Open to all topics.
The 2024 edition of the CROSS program calls upon researchers at EPFL and the University of Lausanne to submit proposals for joint projects that bring the natural sciences and engineering together with the social sciences and humanities.
Through this annual call for projects, CROSS provides competitive grants to support new seed research endeavors that have the potential to grow into full–scale interdisciplinary research projects.
Selected projects
In order to support transition policies at the level of the Arc lemanique territory, “LOCAL: Lifestyles and Carbon impact in the Arc Lemanique territory” is a project aiming to quantify the energy and carbon footprint of its inhabitants’ lifestyle and their socio-economic determinants by jointly analyzing the different spheres of activity and their interactions. The project is based on an interdisciplinary methodology at the interface of environmental economics, urban metabolism, urban sociology, and industrial ecology and is part of a broader study based on the survey “Panel lemanique de suivi de la durabilite des pratiques” lead by EPFL’s ENAC School for a period of 5 years. Hence, LOCAL is an important step for local authorities towards a contextual understanding of regional carbon emissions and for the advancement of research on the interrelated dynamics of individual change and territorial policies in the face of climate change.

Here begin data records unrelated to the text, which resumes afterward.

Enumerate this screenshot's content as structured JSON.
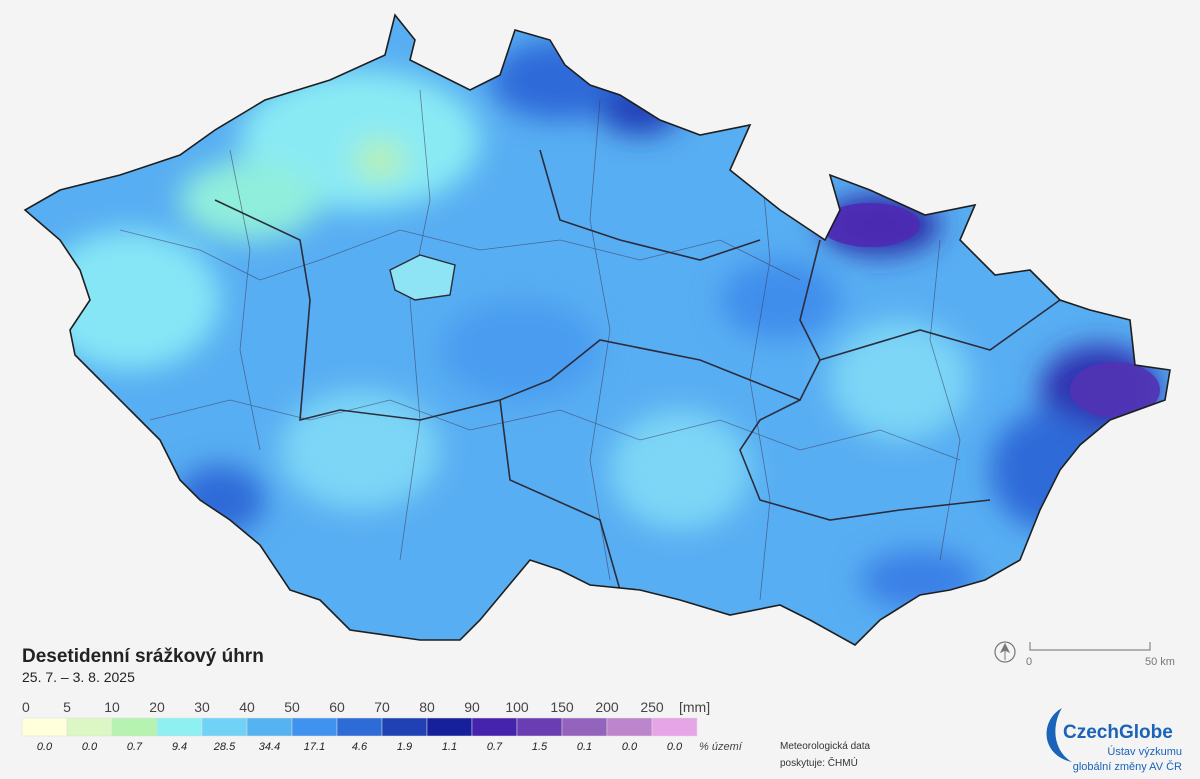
{
  "title": "Desetidenní srážkový úhrn",
  "period": "25. 7. – 3. 8. 2025",
  "legend": {
    "thresholds": [
      0,
      5,
      10,
      20,
      30,
      40,
      50,
      60,
      70,
      80,
      90,
      100,
      150,
      200,
      250
    ],
    "unit": "[mm]",
    "colors": [
      "#ffffdc",
      "#dcf7c4",
      "#b6f2b0",
      "#8ff0f2",
      "#6fd2f6",
      "#55b3f2",
      "#3f92ee",
      "#2d6bd6",
      "#1f41b4",
      "#16209a",
      "#4523ac",
      "#6a3db2",
      "#9463bd",
      "#bd86cc",
      "#e6a5e6"
    ],
    "shares": [
      "0.0",
      "0.0",
      "0.7",
      "9.4",
      "28.5",
      "34.4",
      "17.1",
      "4.6",
      "1.9",
      "1.1",
      "0.7",
      "1.5",
      "0.1",
      "0.0",
      "0.0"
    ],
    "shares_label": "% území"
  },
  "source": [
    "Meteorologická data",
    "poskytuje: ČHMÚ"
  ],
  "scale": {
    "start": "0",
    "end": "50 km"
  },
  "logo": {
    "name": "CzechGlobe",
    "subtitle": [
      "Ústav výzkumu",
      "globální změny AV ČR"
    ]
  }
}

Our project proposes to investigate a new way to use artificial agents by introducing a disruptive virtual agent to enrich collaborative ideation processes. The virtual agent will bring new perspectives to these activities in the form of a “productive bias” towards novel ideas. This could in turn counterbalance the cognitive effect of fixation, which prevents participants from generating alternative ideas due to the fixation initially proposed ideas. Our research on the effect of such agent will be instrumental to the design of integrated and interactive digital systems for collaborative ideation.
The construction of buildings is a process with several pain points of concern, including carbon emissions and high risks to workers. There is an industry potential to mitigate these challenges with robotics. Prior to being fully implemented in construction, robotic processes must be collaborative with humans. Borrowing from principles of semiotics and ongoing research in anthropomorphic machines, the project explores how sensing and signaling technology could be leveraged to establish communication, including recognition, categorization, association, coexistence, prediction. The project is designed as a technology assessment, documenting its impact on collaboration and workflow adaptability between the agents. By conducting interdisciplinary analysis of the human-robot interaction based on current CRCL work, the project aims at achieving a technology foresight in order to better inform further decisions in funding research and innovation in construction robotics.